Küresel tüketimdeki net büyümenin tamamı OECD dışındaki ülkelerden kaynakladı. Çin'deki tüketim artışı ortalamanın altında kalsa da küresel petrol tüketimindeki en büyük artışı kaydetti (390.000 varil/günlük).
OECD ülkelerindeki tüketim yüzde 1,2 azalarak son dokuz yıldaki sekizinci düşüşü yaşadı. Hafif destilatlar (motor ve uçak benzini, hafif destile hammaddesi), ardı ardına ikinci yılında da en hızlı büyüyen rafine ürün kategorisi oldu.
Küresel petrol üretimi, küresel tüketimin iki katından fazla büyüme ile 2,1 milyon bpd veya yüzde 2,3 arttı.
OPEC dışındaki üretim günlük 2,1 milyon varil artarak veri setimizdeki en yüksek artışı kaydetti. ABD (+1,6 milyon bpd) dünyadaki en büyük artışı kaydederek bugüne kadar üretimini üç yıl ardı ardına en az 1 milyon bpd artıran ilk ülke olarak dünyanın en büyük petrol üreticisi unvanını Suudi Arabistan'dan devraldı. ABD ile birlikte, Kanada (+310.bin varil) ve Brezilya (+230 bin varil) 2014'te rekor düzeylere ulaştılar.
OPEC üretimi yerinde sayarken grubun küresel üretimden aldığı pay da yüzde 41 ile 2003'ten bu yana en düşük seviyesine indi.
Türkiye'deki petrol tüketimi bir önceki yıla göre 2014'te yüzde 0.5 oranında artarak günlük 724 bin varil olarak gerçekleşti.
RAFİNAJ VE TİCARET
Küresel düzeyde rafineride işlenen ham petrol miktarı 2014'te günlük 1,1 milyon varil artarak 2010 yılından bu yana en yüksek ve 10 yıllık ortalamasının ise iki katından fazla büyüme kaydetti.
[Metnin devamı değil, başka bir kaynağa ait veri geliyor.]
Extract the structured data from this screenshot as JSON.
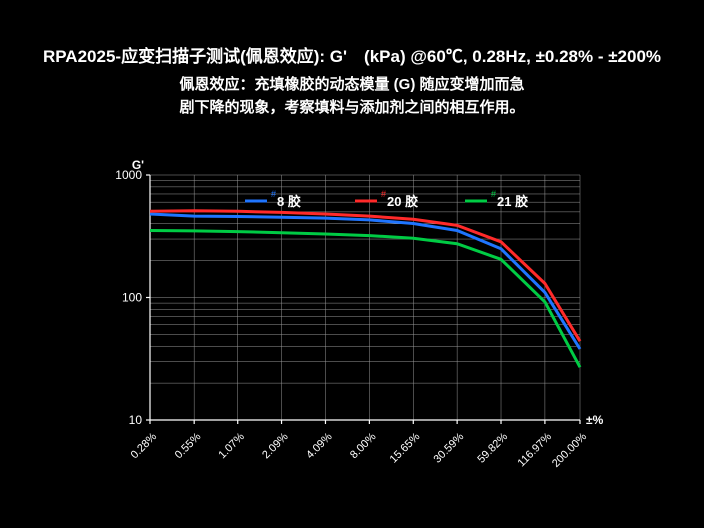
{
  "title": "RPA2025-应变扫描子测试(佩恩效应): G'　(kPa) @60℃, 0.28Hz, ±0.28% - ±200%",
  "subtitle_line1": "佩恩效应：充填橡胶的动态模量 (G) 随应变增加而急",
  "subtitle_line2": "剧下降的现象，考察填料与添加剂之间的相互作用。",
  "chart": {
    "type": "line",
    "background_color": "#000000",
    "grid_color": "#999999",
    "axis_color": "#ffffff",
    "text_color": "#ffffff",
    "ylabel": "G'",
    "xlabel": "±%",
    "yscale": "log",
    "xscale": "log",
    "ylim": [
      10,
      1000
    ],
    "yticks": [
      10,
      100,
      1000
    ],
    "ytick_labels": [
      "10",
      "100",
      "1000"
    ],
    "x_values": [
      0.28,
      0.55,
      1.07,
      2.09,
      4.09,
      8.0,
      15.65,
      30.59,
      59.82,
      116.97,
      200.0
    ],
    "xtick_labels": [
      "0.28%",
      "0.55%",
      "1.07%",
      "2.09%",
      "4.09%",
      "8.00%",
      "15.65%",
      "30.59%",
      "59.82%",
      "116.97%",
      "200.00%"
    ],
    "series": [
      {
        "label": "8 胶",
        "sup": "#",
        "color": "#1f75ff",
        "values": [
          480,
          462,
          458,
          452,
          445,
          430,
          402,
          352,
          250,
          110,
          38
        ]
      },
      {
        "label": "20 胶",
        "sup": "#",
        "color": "#ff2a2a",
        "values": [
          505,
          510,
          505,
          495,
          480,
          462,
          435,
          388,
          285,
          130,
          44
        ]
      },
      {
        "label": "21 胶",
        "sup": "#",
        "color": "#00cc44",
        "values": [
          352,
          350,
          345,
          338,
          330,
          320,
          305,
          275,
          205,
          92,
          27
        ]
      }
    ],
    "title_fontsize": 17,
    "subtitle_fontsize": 15,
    "tick_fontsize": 12
  }
}
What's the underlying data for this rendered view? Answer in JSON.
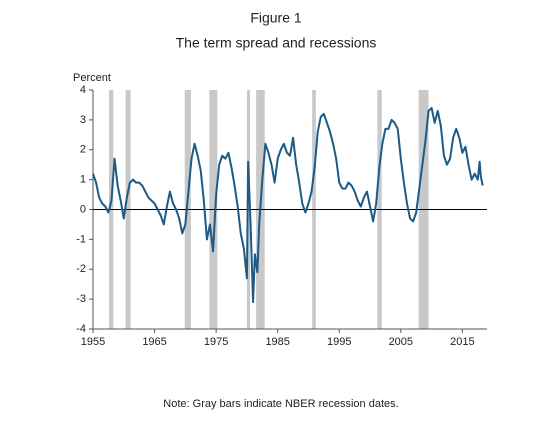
{
  "chart_data": {
    "type": "line",
    "title": "Figure 1",
    "subtitle": "The term spread and recessions",
    "y_label": "Percent",
    "note": "Note: Gray bars indicate NBER recession dates.",
    "xlim": [
      1955,
      2019
    ],
    "ylim": [
      -4,
      4
    ],
    "xticks": [
      1955,
      1965,
      1975,
      1985,
      1995,
      2005,
      2015
    ],
    "yticks": [
      -4,
      -3,
      -2,
      -1,
      0,
      1,
      2,
      3,
      4
    ],
    "recession_color": "#c8c8c8",
    "recessions": [
      [
        1957.6,
        1958.3
      ],
      [
        1960.3,
        1961.1
      ],
      [
        1969.9,
        1970.9
      ],
      [
        1973.9,
        1975.2
      ],
      [
        1980.0,
        1980.5
      ],
      [
        1981.5,
        1982.9
      ],
      [
        1990.6,
        1991.2
      ],
      [
        2001.2,
        2001.9
      ],
      [
        2007.9,
        2009.5
      ]
    ],
    "series": [
      {
        "color": "#1d5a85",
        "x": [
          1955.0,
          1955.5,
          1956.0,
          1956.5,
          1957.0,
          1957.5,
          1958.0,
          1958.5,
          1959.0,
          1959.5,
          1960.0,
          1960.5,
          1961.0,
          1961.5,
          1962.0,
          1962.5,
          1963.0,
          1963.5,
          1964.0,
          1964.5,
          1965.0,
          1965.5,
          1966.0,
          1966.5,
          1967.0,
          1967.5,
          1968.0,
          1968.5,
          1969.0,
          1969.5,
          1970.0,
          1970.5,
          1971.0,
          1971.5,
          1972.0,
          1972.5,
          1973.0,
          1973.5,
          1974.0,
          1974.5,
          1975.0,
          1975.5,
          1976.0,
          1976.5,
          1977.0,
          1977.5,
          1978.0,
          1978.5,
          1979.0,
          1979.5,
          1980.0,
          1980.2,
          1980.6,
          1981.0,
          1981.3,
          1981.7,
          1982.0,
          1982.5,
          1983.0,
          1983.5,
          1984.0,
          1984.5,
          1985.0,
          1985.5,
          1986.0,
          1986.5,
          1987.0,
          1987.5,
          1988.0,
          1988.5,
          1989.0,
          1989.5,
          1990.0,
          1990.5,
          1991.0,
          1991.5,
          1992.0,
          1992.5,
          1993.0,
          1993.5,
          1994.0,
          1994.5,
          1995.0,
          1995.5,
          1996.0,
          1996.5,
          1997.0,
          1997.5,
          1998.0,
          1998.5,
          1999.0,
          1999.5,
          2000.0,
          2000.5,
          2001.0,
          2001.5,
          2002.0,
          2002.5,
          2003.0,
          2003.5,
          2004.0,
          2004.5,
          2005.0,
          2005.5,
          2006.0,
          2006.5,
          2007.0,
          2007.5,
          2008.0,
          2008.5,
          2009.0,
          2009.5,
          2010.0,
          2010.5,
          2011.0,
          2011.5,
          2012.0,
          2012.5,
          2013.0,
          2013.5,
          2014.0,
          2014.5,
          2015.0,
          2015.5,
          2016.0,
          2016.5,
          2017.0,
          2017.5,
          2017.8,
          2018.0,
          2018.3
        ],
        "values": [
          1.2,
          0.9,
          0.4,
          0.2,
          0.1,
          -0.1,
          0.3,
          1.7,
          0.8,
          0.3,
          -0.3,
          0.4,
          0.9,
          1.0,
          0.9,
          0.9,
          0.8,
          0.6,
          0.4,
          0.3,
          0.2,
          0.0,
          -0.2,
          -0.5,
          0.1,
          0.6,
          0.2,
          0.0,
          -0.3,
          -0.8,
          -0.5,
          0.6,
          1.7,
          2.2,
          1.8,
          1.3,
          0.3,
          -1.0,
          -0.5,
          -1.4,
          0.5,
          1.5,
          1.8,
          1.7,
          1.9,
          1.4,
          0.8,
          0.1,
          -0.8,
          -1.3,
          -2.3,
          1.6,
          -0.5,
          -3.1,
          -1.5,
          -2.1,
          -0.5,
          1.0,
          2.2,
          1.9,
          1.5,
          0.9,
          1.7,
          2.0,
          2.2,
          1.9,
          1.8,
          2.4,
          1.5,
          0.9,
          0.2,
          -0.1,
          0.2,
          0.6,
          1.4,
          2.6,
          3.1,
          3.2,
          2.9,
          2.6,
          2.2,
          1.7,
          0.9,
          0.7,
          0.7,
          0.9,
          0.8,
          0.6,
          0.3,
          0.1,
          0.4,
          0.6,
          0.1,
          -0.4,
          0.2,
          1.4,
          2.2,
          2.7,
          2.7,
          3.0,
          2.9,
          2.7,
          1.7,
          0.9,
          0.2,
          -0.3,
          -0.4,
          -0.1,
          0.7,
          1.5,
          2.3,
          3.3,
          3.4,
          2.9,
          3.3,
          2.8,
          1.8,
          1.5,
          1.7,
          2.4,
          2.7,
          2.4,
          1.9,
          2.1,
          1.5,
          1.0,
          1.2,
          1.0,
          1.6,
          1.1,
          0.8
        ]
      }
    ]
  }
}
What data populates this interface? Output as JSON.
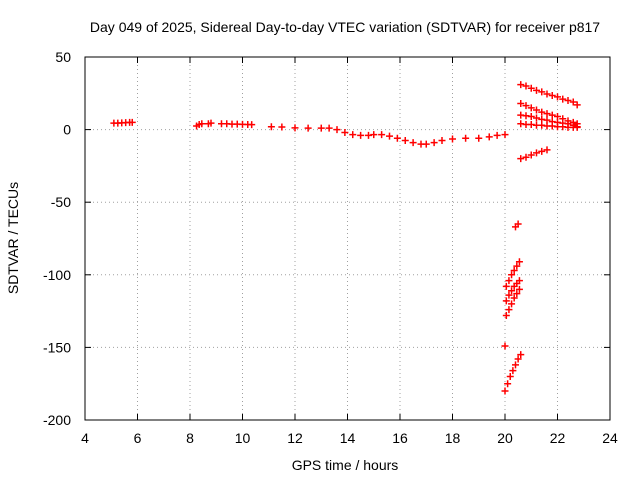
{
  "chart_data": {
    "type": "scatter",
    "title": "Day 049 of 2025, Sidereal Day-to-day VTEC variation (SDTVAR) for receiver p817",
    "xlabel": "GPS time / hours",
    "ylabel": "SDTVAR / TECUs",
    "xlim": [
      4,
      24
    ],
    "ylim": [
      -200,
      50
    ],
    "xticks": [
      4,
      6,
      8,
      10,
      12,
      14,
      16,
      18,
      20,
      22,
      24
    ],
    "yticks": [
      -200,
      -150,
      -100,
      -50,
      0,
      50
    ],
    "grid": true,
    "marker": "plus",
    "color": "#ff0000",
    "series": [
      {
        "name": "seg1",
        "x": [
          5.1,
          5.25,
          5.4,
          5.55,
          5.7,
          5.8
        ],
        "y": [
          4.5,
          4.5,
          4.6,
          4.8,
          5,
          5
        ]
      },
      {
        "name": "seg2",
        "x": [
          8.25,
          8.35,
          8.45,
          8.7,
          8.8
        ],
        "y": [
          2.5,
          3.5,
          4,
          4,
          4.5
        ]
      },
      {
        "name": "seg3",
        "x": [
          9.2,
          9.4,
          9.6,
          9.8,
          10.0,
          10.2,
          10.35
        ],
        "y": [
          4,
          4,
          3.8,
          3.8,
          3.6,
          3.5,
          3.4
        ]
      },
      {
        "name": "seg4",
        "x": [
          11.1,
          11.5,
          12.0,
          12.5,
          13.0,
          13.3,
          13.6,
          13.9,
          14.2,
          14.5,
          14.8,
          15.0
        ],
        "y": [
          2,
          1.8,
          1.2,
          1,
          1,
          1,
          0,
          -2,
          -3.5,
          -4,
          -4,
          -3.5
        ]
      },
      {
        "name": "seg5",
        "x": [
          15.3,
          15.6,
          15.9,
          16.2,
          16.5,
          16.8
        ],
        "y": [
          -3.5,
          -4.5,
          -6,
          -7.5,
          -9,
          -10
        ]
      },
      {
        "name": "seg6",
        "x": [
          17.0,
          17.3,
          17.6,
          18.0,
          18.5,
          19.0,
          19.4,
          19.7,
          20.0
        ],
        "y": [
          -10,
          -9,
          -7.5,
          -6.5,
          -6,
          -6,
          -5,
          -4,
          -3.5
        ]
      },
      {
        "name": "seg7",
        "x": [
          20.0,
          20.1,
          20.2,
          20.3,
          20.4,
          20.5,
          20.6
        ],
        "y": [
          -180,
          -175,
          -170,
          -166,
          -162,
          -158,
          -155
        ]
      },
      {
        "name": "seg8",
        "x": [
          20.05,
          20.15,
          20.25,
          20.35,
          20.45,
          20.55
        ],
        "y": [
          -128,
          -124,
          -120,
          -116,
          -113,
          -110
        ]
      },
      {
        "name": "seg9",
        "x": [
          20.05,
          20.15,
          20.25,
          20.35,
          20.45,
          20.55
        ],
        "y": [
          -118,
          -114,
          -111,
          -108,
          -106,
          -104
        ]
      },
      {
        "name": "seg10",
        "x": [
          20.05,
          20.15,
          20.25,
          20.35,
          20.45,
          20.55
        ],
        "y": [
          -108,
          -104,
          -100,
          -97,
          -94,
          -91
        ]
      },
      {
        "name": "seg11",
        "x": [
          20.0
        ],
        "y": [
          -149
        ]
      },
      {
        "name": "seg12",
        "x": [
          20.4,
          20.5
        ],
        "y": [
          -67,
          -65
        ]
      },
      {
        "name": "seg13",
        "x": [
          20.6,
          20.8,
          21.0,
          21.2,
          21.4,
          21.6,
          21.8,
          22.0,
          22.2,
          22.4,
          22.6,
          22.75
        ],
        "y": [
          31,
          30,
          28.5,
          27,
          26,
          24.5,
          23.5,
          22.5,
          21,
          20,
          19,
          17
        ]
      },
      {
        "name": "seg14",
        "x": [
          20.6,
          20.8,
          21.0,
          21.2,
          21.4,
          21.6,
          21.8,
          22.0,
          22.2,
          22.4,
          22.6,
          22.75
        ],
        "y": [
          18,
          16.5,
          15,
          13.5,
          12,
          11,
          10,
          9,
          7.5,
          6,
          5,
          4
        ]
      },
      {
        "name": "seg15",
        "x": [
          20.6,
          20.8,
          21.0,
          21.2,
          21.4,
          21.6,
          21.8,
          22.0,
          22.2,
          22.4,
          22.6,
          22.75
        ],
        "y": [
          10,
          9.5,
          9,
          8,
          7,
          6.5,
          5.5,
          5,
          4.5,
          4,
          3,
          2
        ]
      },
      {
        "name": "seg16",
        "x": [
          20.6,
          20.8,
          21.0,
          21.2,
          21.4,
          21.6,
          21.8,
          22.0,
          22.2,
          22.4,
          22.6,
          22.75
        ],
        "y": [
          4,
          3.5,
          3.5,
          3,
          3,
          2.5,
          2.5,
          2,
          2,
          1.5,
          1.5,
          1.5
        ]
      },
      {
        "name": "seg17",
        "x": [
          20.6,
          20.8,
          21.0,
          21.2,
          21.4,
          21.6
        ],
        "y": [
          -20,
          -19,
          -17.5,
          -16,
          -15,
          -14
        ]
      }
    ]
  }
}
ABD'deki rafineride işlenen ham petrol miktarı, 530 bin varil artarak 1986 yılından beri en yüksek artışını kaydetti.
Küresel rafineri kapasitesi, Çin ve Ortadoğu'daki eklemeler ile 1,3 milyon varilile ortalamanın üzerinde büyürken Ortadoğu'daki kapasite 740.00 varil ile rekor düzeyde arttı.
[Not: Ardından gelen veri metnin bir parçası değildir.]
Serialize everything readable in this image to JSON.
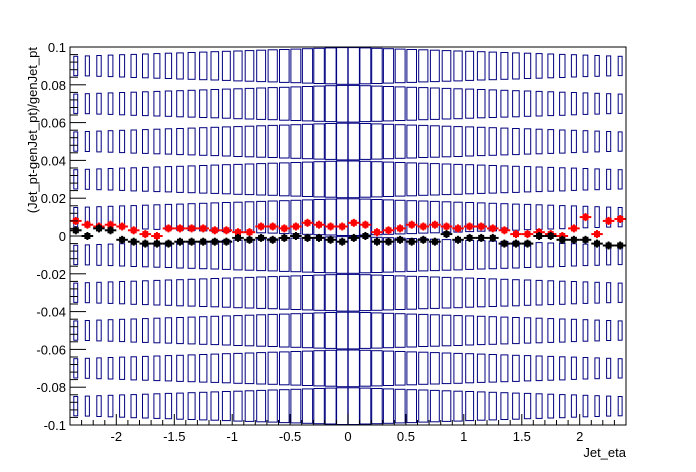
{
  "chart_data": {
    "type": "scatter",
    "title": "",
    "xlabel": "Jet_eta",
    "ylabel": "(Jet_pt-genJet_pt)/genJet_pt",
    "xlim": [
      -2.4,
      2.4
    ],
    "ylim": [
      -0.1,
      0.1
    ],
    "x_ticks": [
      -2,
      -1.5,
      -1,
      -0.5,
      0,
      0.5,
      1,
      1.5,
      2
    ],
    "x_tick_labels": [
      "-2",
      "-1.5",
      "-1",
      "-0.5",
      "0",
      "0.5",
      "1",
      "1.5",
      "2"
    ],
    "y_ticks": [
      -0.1,
      -0.08,
      -0.06,
      -0.04,
      -0.02,
      0,
      0.02,
      0.04,
      0.06,
      0.08,
      0.1
    ],
    "y_tick_labels": [
      "-0.1",
      "-0.08",
      "-0.06",
      "-0.04",
      "-0.02",
      "0",
      "0.02",
      "0.04",
      "0.06",
      "0.08",
      "0.1"
    ],
    "grid": false,
    "legend": "none",
    "x": [
      -2.35,
      -2.25,
      -2.15,
      -2.05,
      -1.95,
      -1.85,
      -1.75,
      -1.65,
      -1.55,
      -1.45,
      -1.35,
      -1.25,
      -1.15,
      -1.05,
      -0.95,
      -0.85,
      -0.75,
      -0.65,
      -0.55,
      -0.45,
      -0.35,
      -0.25,
      -0.15,
      -0.05,
      0.05,
      0.15,
      0.25,
      0.35,
      0.45,
      0.55,
      0.65,
      0.75,
      0.85,
      0.95,
      1.05,
      1.15,
      1.25,
      1.35,
      1.45,
      1.55,
      1.65,
      1.75,
      1.85,
      1.95,
      2.05,
      2.15,
      2.25,
      2.35
    ],
    "series": [
      {
        "color": "#ff0000",
        "values": [
          0.008,
          0.006,
          0.005,
          0.006,
          0.005,
          0.003,
          0.001,
          0.0,
          0.004,
          0.004,
          0.004,
          0.004,
          0.003,
          0.003,
          0.002,
          0.002,
          0.005,
          0.005,
          0.004,
          0.005,
          0.007,
          0.006,
          0.005,
          0.005,
          0.007,
          0.006,
          0.002,
          0.003,
          0.004,
          0.006,
          0.005,
          0.006,
          0.005,
          0.004,
          0.005,
          0.005,
          0.004,
          0.003,
          0.001,
          0.001,
          0.002,
          0.001,
          0.0,
          0.004,
          0.01,
          0.001,
          0.008,
          0.009
        ]
      },
      {
        "color": "#000000",
        "values": [
          0.003,
          0.0,
          0.004,
          0.003,
          -0.002,
          -0.003,
          -0.004,
          -0.004,
          -0.004,
          -0.003,
          -0.003,
          -0.003,
          -0.003,
          -0.003,
          -0.001,
          -0.002,
          -0.001,
          -0.002,
          -0.001,
          0.0,
          -0.001,
          -0.001,
          -0.002,
          -0.003,
          -0.001,
          0.0,
          -0.003,
          -0.003,
          -0.002,
          -0.003,
          -0.002,
          -0.003,
          0.001,
          -0.002,
          -0.001,
          -0.001,
          -0.001,
          -0.004,
          -0.004,
          -0.004,
          0.0,
          0.0,
          -0.002,
          -0.002,
          -0.002,
          -0.004,
          -0.005,
          -0.005
        ]
      }
    ],
    "box_rows": [
      0.09,
      0.07,
      0.05,
      0.03,
      0.01,
      -0.01,
      -0.03,
      -0.05,
      -0.07,
      -0.09
    ],
    "box_colors": {
      "box": "#000080"
    }
  }
}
Küresel rafineri kapasite kullanım oranı yüzde 79,6'da kalarak 1987'den bu yana en düşük orana indi.
2014'teki küresel ham petrol ve rafine ürün ticareti yüzde 0,9 veya 490.000 varil ile ortalamanın altında büyüdü.
İthalattaki artışta başı Çin ve diğer gelişmekte olan ekonomiler çekerken ABD'nin net ithalatı ise azaldı. Çin, dünyanın en büyük net petrol ithalatçısı unvanını 2013 yılında ABD'den devralmıştı.
DOĞAL GAZ
TÜKETİM VE ÜRETİM
Dünyadaki doğal gaz tüketimi sadece yüzde 0,4 ile 10 yıllık ortalama olan yüzde 2,4'ün çok altında büyüdü. Büyüme, hem OECD ülkelerinde hem de gelişmekte olan ekonomilerde ortalamanın altında kalırken AB'deki tüketim (-yüzde 11,6) gerek hacimsel gerekse de yüzdelik oran olarak kayıtlardaki en yüksek düşüşleri kaydetti. Avrupa & Avrasya bölgesi (-yüzde 4,8), Almanya, İtalya, Ukrayna, Fransa ve Birleşik Krallık olmak üzere, dünyada hacim bazında en yüksek beş düşüşe sahne oldu. Global olarak, doğal gaz primer enerji tüketiminin yüzde 23,7'sini karşıladı.
Küresel doğal gaz üretimi yüzde 1,6 ile 10 yıllık ortalaması olan yüzde 2,5'in altında büyüdü. Büyüme, Kuzey Amerika dışındaki tüm bölgelerde ortalamanın altındaydı. Dünyadaki en büyük artışı kaydeden ABD (+ yüzde 6,1), net küresel büyümenin yüzde 77'sini gerçekleştirdi. En yüksek hacimsel düşüşler Rusya (-yüzde 4,3) ve Hollanda'da (-yüzde 18,7) görüldü.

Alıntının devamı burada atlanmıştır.